Generally speaking, temperatures below about 28 degrees endanger citrus, though the extent of the damage depends on the duration of the cold, sugar content (more is better) and the kind of fruit. Navels tend to be hardier because of their thick skins, while mandarins' thin peels provide less insulation.
The danger is that citrus juice sacs can freeze and rupture, allowing their moisture to evaporate through the fruit's skin. Within two or three days, the produce becomes dry and worthless. Growers can sell freeze-damaged fruit for juicing, but at a price much lower than if the fruit were sold whole.
This freeze was damaging largely because of its duration. The problem with day-after-day cold weather is that it gives fruit little time to thaw, and so it can gradually break down, said Kallsen, a citrus and pistachio advisor with the University of California Cooperative Extension.

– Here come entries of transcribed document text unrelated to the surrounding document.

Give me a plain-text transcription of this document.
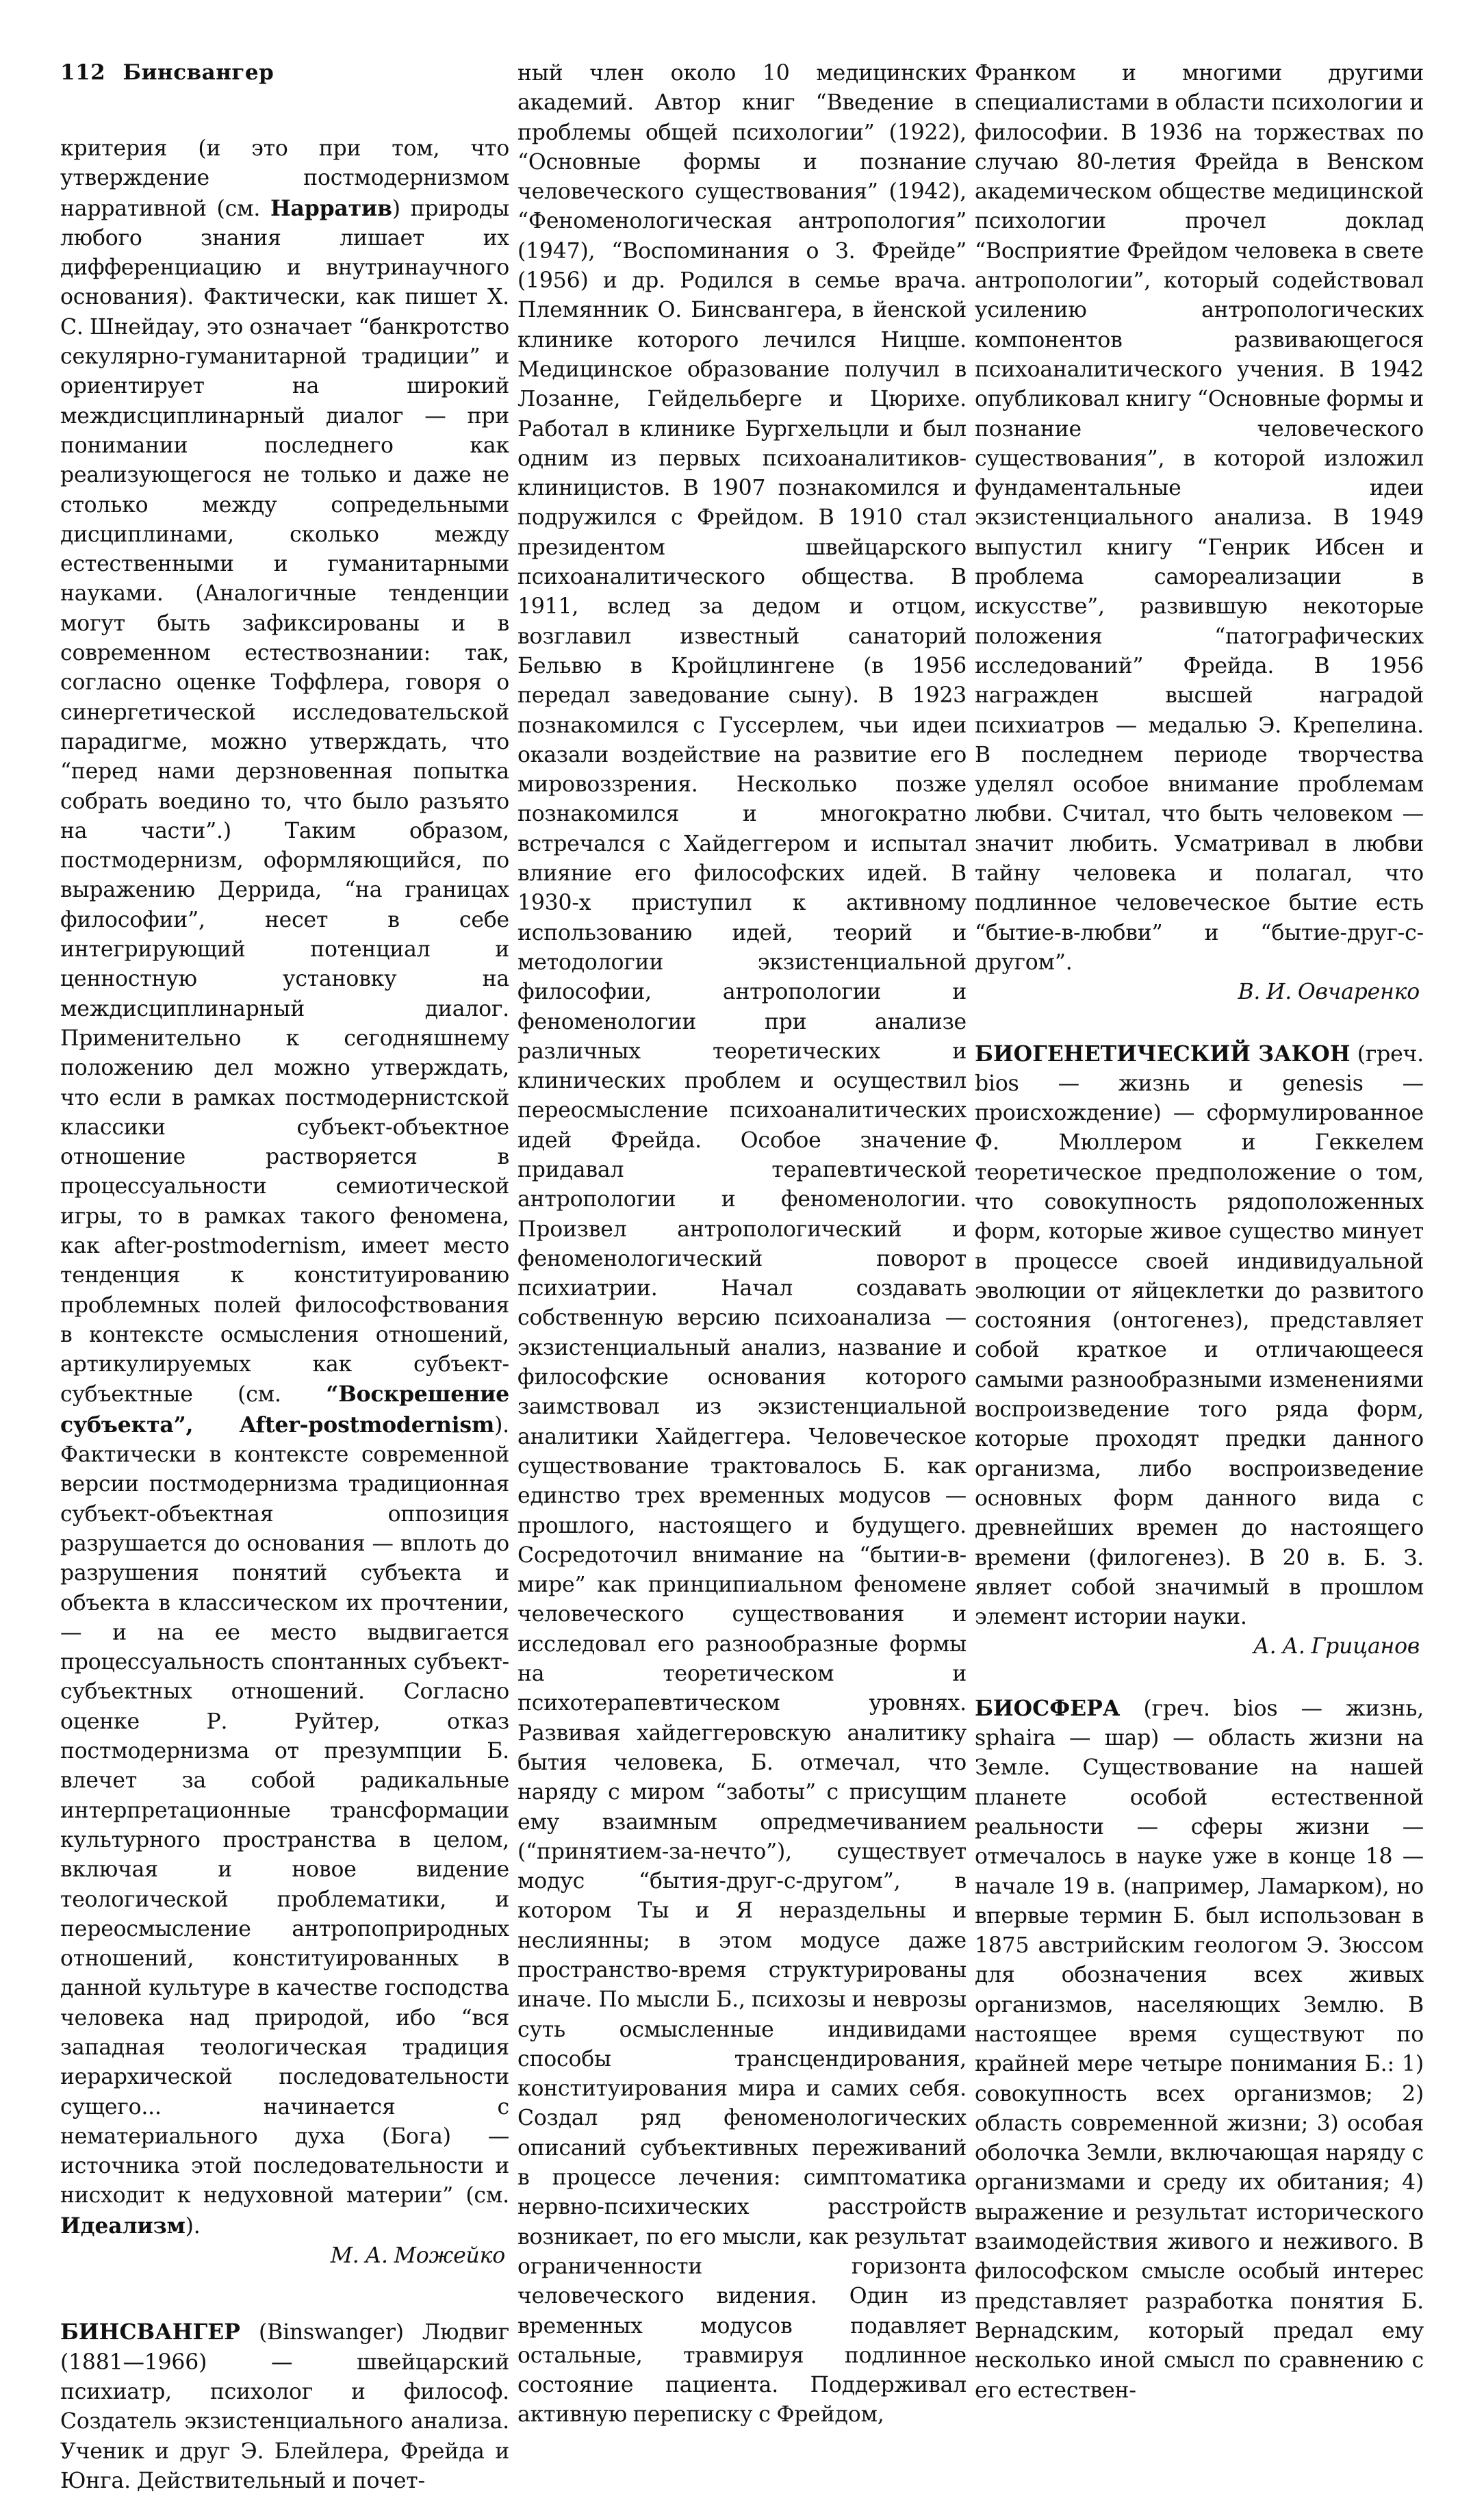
112 Бинсвангер

критерия (и это при том, что утверждение постмодернизмом нарративной (см. Нарратив) природы любого знания лишает их дифференциацию и внутринаучного основания). Фактически, как пишет X. С. Шнейдау, это означает “банкротство секулярно-гуманитарной традиции” и ориентирует на широкий междисциплинарный диалог — при понимании последнего как реализующегося не только и даже не столько между сопредельными дисциплинами, сколько между естественными и гуманитарными науками. (Аналогичные тенденции могут быть зафиксированы и в современном естествознании: так, согласно оценке Тоффлера, говоря о синергетической исследовательской парадигме, можно утверждать, что “перед нами дерзновенная попытка собрать воедино то, что было разъято на части”.) Таким образом, постмодернизм, оформляющийся, по выражению Деррида, “на границах философии”, несет в себе интегрирующий потенциал и ценностную установку на междисциплинарный диалог. Применительно к сегодняшнему положению дел можно утверждать, что если в рамках постмодернистской классики субъект-объектное отношение растворяется в процессуальности семиотической игры, то в рамках такого феномена, как after-postmodernism, имеет место тенденция к конституированию проблемных полей философствования в контексте осмысления отношений, артикулируемых как субъект-субъектные (см. “Воскрешение субъекта”, After-postmodernism). Фактически в контексте современной версии постмодернизма традиционная субъект-объектная оппозиция разрушается до основания — вплоть до разрушения понятий субъекта и объекта в классическом их прочтении, — и на ее место выдвигается процессуальность спонтанных субъект-субъектных отношений. Согласно оценке Р. Руйтер, отказ постмодернизма от презумпции Б. влечет за собой радикальные интерпретационные трансформации культурного пространства в целом, включая и новое видение теологической проблематики, и переосмысление антропоприродных отношений, конституированных в данной культуре в качестве господства человека над природой, ибо “вся западная теологическая традиция иерархической последовательности сущего... начинается с нематериального духа (Бога) — источника этой последовательности и нисходит к недуховной материи” (см. Идеализм).

М. А. Можейко

БИНСВАНГЕР (Binswanger) Людвиг (1881—1966) — швейцарский психиатр, психолог и философ. Создатель экзистенциального анализа. Ученик и друг Э. Блейлера, Фрейда и Юнга. Действительный и почет-

ный член около 10 медицинских академий. Автор книг “Введение в проблемы общей психологии” (1922), “Основные формы и познание человеческого существования” (1942), “Феноменологическая антропология” (1947), “Воспоминания о З. Фрейде” (1956) и др. Родился в семье врача. Племянник О. Бинсвангера, в йенской клинике которого лечился Ницше. Медицинское образование получил в Лозанне, Гейдельберге и Цюрихе. Работал в клинике Бургхельцли и был одним из первых психоаналитиков-клиницистов. В 1907 познакомился и подружился с Фрейдом. В 1910 стал президентом швейцарского психоаналитического общества. В 1911, вслед за дедом и отцом, возглавил известный санаторий Бельвю в Кройцлингене (в 1956 передал заведование сыну). В 1923 познакомился с Гуссерлем, чьи идеи оказали воздействие на развитие его мировоззрения. Несколько позже познакомился и многократно встречался с Хайдеггером и испытал влияние его философских идей. В 1930-х приступил к активному использованию идей, теорий и методологии экзистенциальной философии, антропологии и феноменологии при анализе различных теоретических и клинических проблем и осуществил переосмысление психоаналитических идей Фрейда. Особое значение придавал терапевтической антропологии и феноменологии. Произвел антропологический и феноменологический поворот психиатрии. Начал создавать собственную версию психоанализа — экзистенциальный анализ, название и философские основания которого заимствовал из экзистенциальной аналитики Хайдеггера. Человеческое существование трактовалось Б. как единство трех временных модусов — прошлого, настоящего и будущего. Сосредоточил внимание на “бытии-в-мире” как принципиальном феномене человеческого существования и исследовал его разнообразные формы на теоретическом и психотерапевтическом уровнях. Развивая хайдеггеровскую аналитику бытия человека, Б. отмечал, что наряду с миром “заботы” с присущим ему взаимным опредмечиванием (“принятием-за-нечто”), существует модус “бытия-друг-с-другом”, в котором Ты и Я нераздельны и неслиянны; в этом модусе даже пространство-время структурированы иначе. По мысли Б., психозы и неврозы суть осмысленные индивидами способы трансцендирования, конституирования мира и самих себя. Создал ряд феноменологических описаний субъективных переживаний в процессе лечения: симптоматика нервно-психических расстройств возникает, по его мысли, как результат ограниченности горизонта человеческого видения. Один из временных модусов подавляет остальные, травмируя подлинное состояние пациента. Поддерживал активную переписку с Фрейдом,

Франком и многими другими специалистами в области психологии и философии. В 1936 на торжествах по случаю 80-летия Фрейда в Венском академическом обществе медицинской психологии прочел доклад “Восприятие Фрейдом человека в свете антропологии”, который содействовал усилению антропологических компонентов развивающегося психоаналитического учения. В 1942 опубликовал книгу “Основные формы и познание человеческого существования”, в которой изложил фундаментальные идеи экзистенциального анализа. В 1949 выпустил книгу “Генрик Ибсен и проблема самореализации в искусстве”, развившую некоторые положения “патографических исследований” Фрейда. В 1956 награжден высшей наградой психиатров — медалью Э. Крепелина. В последнем периоде творчества уделял особое внимание проблемам любви. Считал, что быть человеком — значит любить. Усматривал в любви тайну человека и полагал, что подлинное человеческое бытие есть “бытие-в-любви” и “бытие-друг-с-другом”.

В. И. Овчаренко

БИОГЕНЕТИЧЕСКИЙ ЗАКОН (греч. bios — жизнь и genesis — происхождение) — сформулированное Ф. Мюллером и Геккелем теоретическое предположение о том, что совокупность рядоположенных форм, которые живое существо минует в процессе своей индивидуальной эволюции от яйцеклетки до развитого состояния (онтогенез), представляет собой краткое и отличающееся самыми разнообразными изменениями воспроизведение того ряда форм, которые проходят предки данного организма, либо воспроизведение основных форм данного вида с древнейших времен до настоящего времени (филогенез). В 20 в. Б. З. являет собой значимый в прошлом элемент истории науки.

А. А. Грицанов

БИОСФЕРА (греч. bios — жизнь, sphaira — шар) — область жизни на Земле. Существование на нашей планете особой естественной реальности — сферы жизни — отмечалось в науке уже в конце 18 — начале 19 в. (например, Ламарком), но впервые термин Б. был использован в 1875 австрийским геологом Э. Зюссом для обозначения всех живых организмов, населяющих Землю. В настоящее время существуют по крайней мере четыре понимания Б.: 1) совокупность всех организмов; 2) область современной жизни; 3) особая оболочка Земли, включающая наряду с организмами и среду их обитания; 4) выражение и результат исторического взаимодействия живого и неживого. В философском смысле особый интерес представляет разработка понятия Б. Вернадским, который предал ему несколько иной смысл по сравнению с его естествен-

One saving grace is that the recent cold changed from what's known as an invective freeze to what Kallsen calls a radiative freeze.
The difference is that invective freezes have no inversion layer, and so there is no warm air above the cold that can be blown down from a few hundred feet in the air using wind machines and helicopters, Kallsen said.
"Growers have a real fighting chance here," he said.
While there are stories of devastating freezes dating back to the 1930s and '40s, the worst one in recent memory began in late December 1990.
It destroyed not only all fruit still hanging on trees, but also many of the trees themselves. It caused an estimated $84 million in damage in Kern, more than half the county's citrus crop, as overnight temperatures hung below 20 degrees for about two weeks.
"The 1990-91 freeze was what we would call the granddaddy of all freezes. It wiped out the entire industry," said Shirley Batchman, director of government affairs for the trade group California Citrus Mutual. "This (current) freeze is not anywhere near like that."
Although the recent cold may not have been worse across the board than earlier freezes, it appears to have taken an especially heavy toll on the new darlings of Kern citrus: mandarins.
Marketed by Delano-based Paramount Citrus markets as Halos, and as Cuties by Pasadena-based Sun Pacific, mandarins netted Kern growers about $194 million last year, when they were worth more than twice as much per pound as navel oranges, the county's overall top citrus seller.
Mandarins took off in popularity in 2008. Their Kern County sales that year more than doubled from about $65 million in 2007 to $166 million.
During the last significant freeze, in January 2007, navels suffered the lion's share of the damage in Kern. That year, mandarins made up only about 3,900 acres across the county; by 2012, the fruit's productive acreage had grown to take up three times that much space in Kern.
Although a full accounting is not expected for months, early indications from industry and county inspectors were that the recent cold had damaged a far larger share of mandarins than navels.
Therein lies another distinction of this freeze: Traditionally, Kern has sent almost all of its citrus north to packing houses in Tulare and Fresno counties. Not anymore.
With the rising popularity of mandarins, Paramount and Sun Pacific have opened large packing houses in Kern, thus increasing the county's economic liability if the freeze results in widespread warehouse layoffs, as happened in 2007.
Another difference between then and now is the popularity of crop insurance. Relatively few local growers carried policies in 1990.
"It was kind of a new concept," Batchman said. "After 1990, then they all went, 'Ooh, we'd better take a look at this.'"
Crop insurance, however, has serious limitations. It typically covers the cost of growing the crop but not the lost income. Though helpful, crop insurance "doesn't make you whole by any stretch," Batchman said.